Artificial Intelligence Projects on FPGA
Field-programmable gate arrays (FPGAs) have been around for a few decades now. These devices have an array of logic blocks and a way to program the blocks and the relationships among them.
An FPGA is a generic tool that can be customized for multiple uses. In contrast to classic chips, FPGAs can be reconfigured multiple times for different purposes. To specify the configuration of an FPGA, developers use hardware description languages (HDLs) such as Verilog and VHDL.
FPGAs can be programmed for different kinds of workloads, from signal processing to deep learning and big data analytics. In this article, we focus on the use of FPGAs for Artificial Intelligence (AI) workload acceleration and the main pros and cons of this use case.
Artificial Intelligence applications in need of FPGA
- Machine learning is based on parsing data, learning from it, and using that knowledge to make certain predictions or “train” the machine to perform specific tasks.
- For learning, machine learning systems use different algorithms: clustering, decision tree, Bayesian networks, and so on.
- Deep learning is basically an approach to machine learning.
- An important part of it is neural networks, resource-hungry and complex learning models that were nearly impossible to use for real-world tasks before the first GPUs and parallel task processing was invented.
The process of using a neural network model can be split into two stages:
- The development, when the model is trained, and
- The runtime application, when you use the trained model to perform a particular task.
- For instance, let’s consider image recognition tasks. In order to be able to distinguish, for example, different types of road signs, a neural network model must process lots of pictures, reconfiguring its internal parameters and structure step by step to achieve acceptable accuracy on training sets. Then the trained model is shown a picture and has to identify what kind of a road sign is in it.

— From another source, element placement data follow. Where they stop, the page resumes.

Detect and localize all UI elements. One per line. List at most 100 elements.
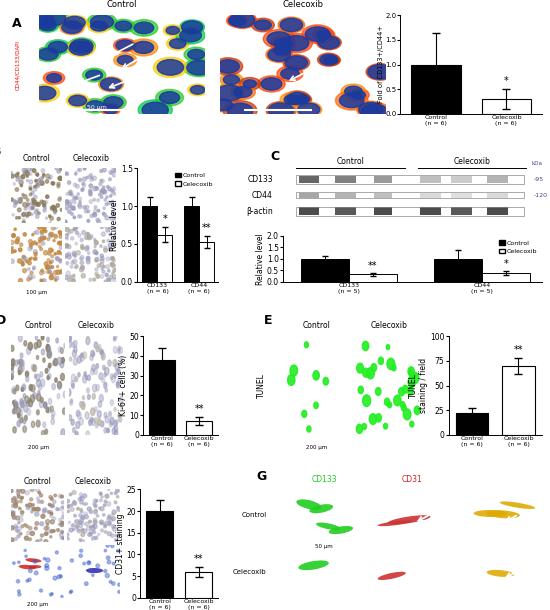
Bar <box>301 259 349 282</box>
Circle shape <box>36 540 39 543</box>
Circle shape <box>78 197 81 201</box>
Circle shape <box>90 533 93 536</box>
Circle shape <box>26 504 28 506</box>
Circle shape <box>75 184 79 188</box>
Circle shape <box>77 412 81 419</box>
Circle shape <box>71 206 75 210</box>
Circle shape <box>36 203 40 206</box>
Circle shape <box>394 395 401 406</box>
Circle shape <box>26 171 29 175</box>
Circle shape <box>38 390 40 395</box>
Circle shape <box>112 168 116 172</box>
Circle shape <box>46 345 49 350</box>
Circle shape <box>29 187 31 190</box>
Circle shape <box>30 395 35 403</box>
Circle shape <box>20 418 23 423</box>
Circle shape <box>38 48 58 60</box>
Circle shape <box>369 414 377 425</box>
Circle shape <box>75 197 78 199</box>
Circle shape <box>25 171 29 176</box>
Ellipse shape <box>486 510 520 518</box>
Circle shape <box>98 345 101 349</box>
Circle shape <box>217 60 239 73</box>
Circle shape <box>79 518 83 522</box>
Circle shape <box>65 207 68 210</box>
Circle shape <box>31 12 53 24</box>
Bar <box>373 207 392 215</box>
Circle shape <box>50 536 52 538</box>
Ellipse shape <box>487 570 514 577</box>
Text: Control: Control <box>303 321 331 331</box>
Circle shape <box>102 354 104 359</box>
Circle shape <box>40 400 43 407</box>
Circle shape <box>49 177 51 179</box>
Circle shape <box>94 246 96 248</box>
Circle shape <box>103 523 107 526</box>
Circle shape <box>100 170 103 173</box>
Ellipse shape <box>378 572 406 580</box>
Circle shape <box>114 234 117 236</box>
Circle shape <box>12 513 15 516</box>
Circle shape <box>35 522 39 525</box>
Circle shape <box>19 409 23 416</box>
Circle shape <box>230 13 255 27</box>
Circle shape <box>19 508 21 510</box>
Circle shape <box>31 207 34 209</box>
Circle shape <box>73 340 77 347</box>
Text: CD44: CD44 <box>252 191 273 199</box>
Circle shape <box>13 497 16 500</box>
Circle shape <box>14 201 17 204</box>
Circle shape <box>91 408 95 415</box>
Circle shape <box>69 229 73 233</box>
Circle shape <box>111 257 114 260</box>
Circle shape <box>116 369 119 375</box>
Circle shape <box>104 412 107 418</box>
Bar <box>482 273 530 282</box>
Circle shape <box>64 172 67 175</box>
Circle shape <box>80 549 82 552</box>
Ellipse shape <box>25 558 41 562</box>
Circle shape <box>30 531 35 536</box>
Circle shape <box>108 170 112 174</box>
Circle shape <box>100 520 103 524</box>
Circle shape <box>87 335 89 339</box>
Circle shape <box>316 31 331 39</box>
Circle shape <box>120 358 124 364</box>
Text: G: G <box>257 470 267 483</box>
Circle shape <box>25 396 29 403</box>
Text: CD133: CD133 <box>311 475 337 484</box>
Circle shape <box>51 255 53 258</box>
Circle shape <box>52 415 54 419</box>
Circle shape <box>94 239 96 241</box>
Circle shape <box>29 398 31 403</box>
Circle shape <box>10 174 14 178</box>
Text: **: ** <box>195 404 204 414</box>
Circle shape <box>36 203 39 205</box>
Circle shape <box>95 536 98 539</box>
Circle shape <box>79 493 82 496</box>
Bar <box>482 99 531 114</box>
Circle shape <box>28 275 32 279</box>
Circle shape <box>68 203 72 206</box>
Circle shape <box>108 515 111 518</box>
Circle shape <box>58 385 60 389</box>
Circle shape <box>403 385 408 393</box>
Circle shape <box>55 167 58 170</box>
Circle shape <box>112 525 116 528</box>
Circle shape <box>22 168 26 172</box>
Circle shape <box>31 192 34 195</box>
Circle shape <box>117 508 120 511</box>
Circle shape <box>15 217 18 219</box>
Text: Control: Control <box>24 321 52 331</box>
Circle shape <box>97 199 100 202</box>
Circle shape <box>105 416 109 423</box>
Circle shape <box>19 248 22 251</box>
Circle shape <box>13 389 16 394</box>
Circle shape <box>184 47 208 62</box>
Circle shape <box>108 522 111 525</box>
Legend: Control, Celecoxib: Control, Celecoxib <box>174 171 215 188</box>
Circle shape <box>100 190 104 195</box>
Circle shape <box>31 511 33 513</box>
Circle shape <box>58 241 62 245</box>
Circle shape <box>324 56 338 64</box>
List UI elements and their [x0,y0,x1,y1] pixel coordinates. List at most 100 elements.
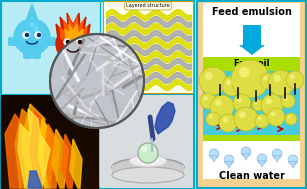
Polygon shape [56,13,90,39]
Ellipse shape [224,155,234,165]
Polygon shape [65,24,83,39]
Polygon shape [1,143,98,152]
Polygon shape [52,129,68,188]
Circle shape [30,23,34,27]
Circle shape [37,33,41,36]
Circle shape [25,30,30,36]
Circle shape [67,40,69,43]
Ellipse shape [112,158,184,176]
Circle shape [263,76,268,81]
Polygon shape [62,134,75,188]
Polygon shape [5,114,25,188]
Polygon shape [1,116,98,125]
Polygon shape [243,153,250,160]
Text: Feed emulsion: Feed emulsion [212,7,292,17]
Circle shape [290,74,295,79]
Polygon shape [25,4,39,24]
Text: Clean water: Clean water [219,171,285,181]
Circle shape [258,117,262,121]
Circle shape [199,67,227,95]
Polygon shape [103,1,193,93]
Circle shape [34,27,38,31]
Polygon shape [1,98,98,107]
Polygon shape [1,152,98,161]
Bar [203,3,300,57]
Ellipse shape [129,155,167,167]
Polygon shape [1,125,98,134]
Ellipse shape [272,149,282,159]
Ellipse shape [288,155,298,165]
Circle shape [255,114,269,128]
Polygon shape [1,170,98,179]
Circle shape [239,67,250,78]
Polygon shape [258,160,266,167]
Circle shape [226,80,232,85]
Ellipse shape [112,167,184,183]
Circle shape [141,146,147,152]
Circle shape [281,94,295,108]
Circle shape [284,97,288,101]
Bar [1,95,98,188]
Bar [197,1,306,188]
Circle shape [205,72,213,80]
Circle shape [255,101,258,105]
Circle shape [261,94,283,116]
Circle shape [285,113,297,125]
Circle shape [237,97,242,102]
Circle shape [223,117,228,122]
Text: Layered structure: Layered structure [126,4,170,9]
Polygon shape [274,155,281,162]
Polygon shape [15,109,38,188]
Ellipse shape [209,149,219,159]
Circle shape [233,94,251,112]
Circle shape [200,93,216,109]
Circle shape [271,111,276,116]
FancyBboxPatch shape [8,37,20,46]
Text: Free oil: Free oil [234,60,270,68]
Circle shape [219,114,237,132]
Polygon shape [60,17,87,39]
Circle shape [14,19,50,55]
Circle shape [210,95,234,119]
Polygon shape [70,139,82,188]
Circle shape [25,33,29,36]
Circle shape [231,60,269,98]
FancyBboxPatch shape [72,44,81,61]
Circle shape [286,71,304,89]
Circle shape [288,115,291,119]
Circle shape [79,40,81,43]
Circle shape [56,27,90,61]
Polygon shape [1,161,98,170]
Circle shape [209,115,213,119]
Circle shape [260,73,276,89]
Circle shape [234,107,258,131]
FancyBboxPatch shape [32,41,41,59]
Bar [203,141,300,179]
Ellipse shape [241,147,251,157]
Circle shape [266,98,272,104]
Polygon shape [22,104,45,188]
Polygon shape [1,179,98,188]
Circle shape [203,96,208,100]
Polygon shape [38,119,55,188]
Circle shape [252,99,264,111]
Polygon shape [28,171,42,188]
Ellipse shape [257,154,267,164]
Bar [203,57,300,71]
Polygon shape [1,107,98,116]
Polygon shape [226,161,232,168]
Circle shape [215,99,222,106]
Polygon shape [30,111,50,188]
Circle shape [268,70,294,96]
Circle shape [50,34,144,128]
Circle shape [35,32,41,38]
Polygon shape [290,161,297,168]
FancyBboxPatch shape [44,37,56,46]
FancyBboxPatch shape [61,44,70,61]
Circle shape [239,112,246,118]
Bar [203,71,300,137]
Circle shape [138,143,158,163]
Circle shape [222,76,242,96]
Polygon shape [155,102,175,134]
FancyBboxPatch shape [23,41,32,59]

- This is where FPGAs come into the picture.
- To be successful, inferencing requires flexibility and low latency. FPGAs can solve both these problems.
- The reprogrammable nature of an FPGA ensures the flexibility required by the constantly evolving structure of artificial neural networks.
- FPGAs also provide the custom parallelism and high-bandwidth memory required for real-time inferencing of a model.
FPGA-based Acceleration as a Service
FPGA-based systems can process data and resolve complex tasks faster than their virtualized analogs.
And while not everyone can reprogram an FPGA to perform a particular task, cloud services bring FPGA-based data processing services closer to customers.
Some cloud providers are even offering a new service, Acceleration as a Service (AaaS), granting their customers access to FPGA accelerators.
When using AaaS, you can leverage FPGAs to accelerate multiple kinds of workloads, including:
- Training machine learning models
- Processing big data
- Video streaming analytics
- Running financial computations
- Accelerating databases
Some FPGA manufacturers are already working on implementing cloud-based FPGAs for AI workload acceleration and all kinds of applications requiring intense computing.
For instance, Intel is powering the Alibaba Cloud AaaS service called f1 instances. The Acceleration Stack for Intel Xeon CPU with FPGAs, also available to Alibaba Cloud users, offers two popular software development flows, RTL and OpenCL.